PEPFAR then delivered a presentation around the strength of inclusion of care and support within the blueprint. It was stressed that while care and support is not clearly included within the headline outcomes that the blueprint was a top level overview and that care and support was recognised by PEPFAR as fundamental and interwoven throughout the strategy. While the Orphan and Vulnerable Children (OVC) guidelines have been released, it is unclear whether there will be guidelines developed on adult and paediatric care and support for people living with HIV.
UNHCR presented on the care and support they are providing to refugees, migrant and displaced populations in humanitarian situations and highlighted that the focus of their care and support work tends to be on clinical interventions which are measurable. It was highlighted that monitoring and follow up of target populations was difficult given the mobile nature of the target group and the lack of effective data systems.
An update was then provided by Roger Drew on behalf of the UK AIDS Consortium on AIDS and International Development in relation to the project on piloting and recommending a set of indicators on comprehensive care and support looking at physical, psychological, legal and human rights, economic and social care and the care of carers. This work includes piloting of pain management indicators in Zambia by the Palliative Care Association of Zambia and in South Africa by the Palliative Care Association of South Africa.
UNAIDS then delivered an update on how care and support is monitored both at the global and national level. It was suggested that a review group needed to look at the National Composite Policy Index (NCPI)which is one tool of measurement for HIV and from which the questions on home-based care and palliative care were removed last year. It was also raised that while the UK consortium piloting work is vital, it would be useful if UNAIDS could look at a more comprehensive piloting of HIV care and support indicators as recommended by the UNAIDS Monitoring and Evaluation Group in 2011.

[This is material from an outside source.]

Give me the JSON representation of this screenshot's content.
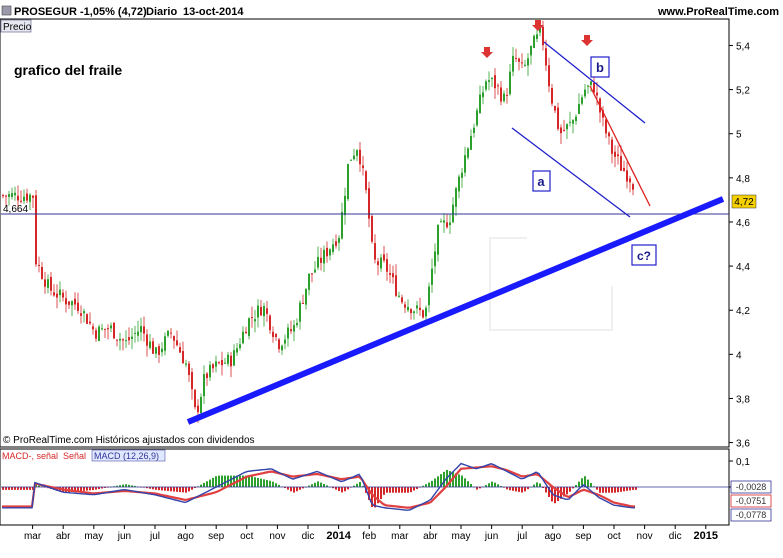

In addition, there were a number of presentations throughout the two days focussed on building the guidance and evidence on HIV sensitive social protection which has grown significantly in recent years and the livelihoods response. There was discussion around the need for evidence on social protection around treatment and prevention outcomes as well as the importance of programmes developed to the specific country context and the status of the epidemic. It was raised that there was a significant need to look at how the community care and support programmes can help HIV-affected households and vulnerable groups to access social protection programmes, including cash transfers.
Next steps in relation to comprehensive care and support include a technical meeting by care and support advocates with UNAIDS senior staff in mid-March on UNAIDS’ leadership on care and support, the completion of the UK Consortium care and support indicators work, the review of care and support within the NCPI monitoring tool, the monitoring of the roadmap to Universal HIV care and support and care and support within the UBRAF review, the launch of the Global Atlas on Palliative Care at the End of Life and the CAN research as well as driving forward the UNICEF and ICPCN project on paediatric palliative care. In addition, much more work needs to be done on the costing of the care and support response. Palliative care will not included in a costing research project being done by UNICEF on packages of care for OVCs due to the lack of unit costs for palliative care currently available.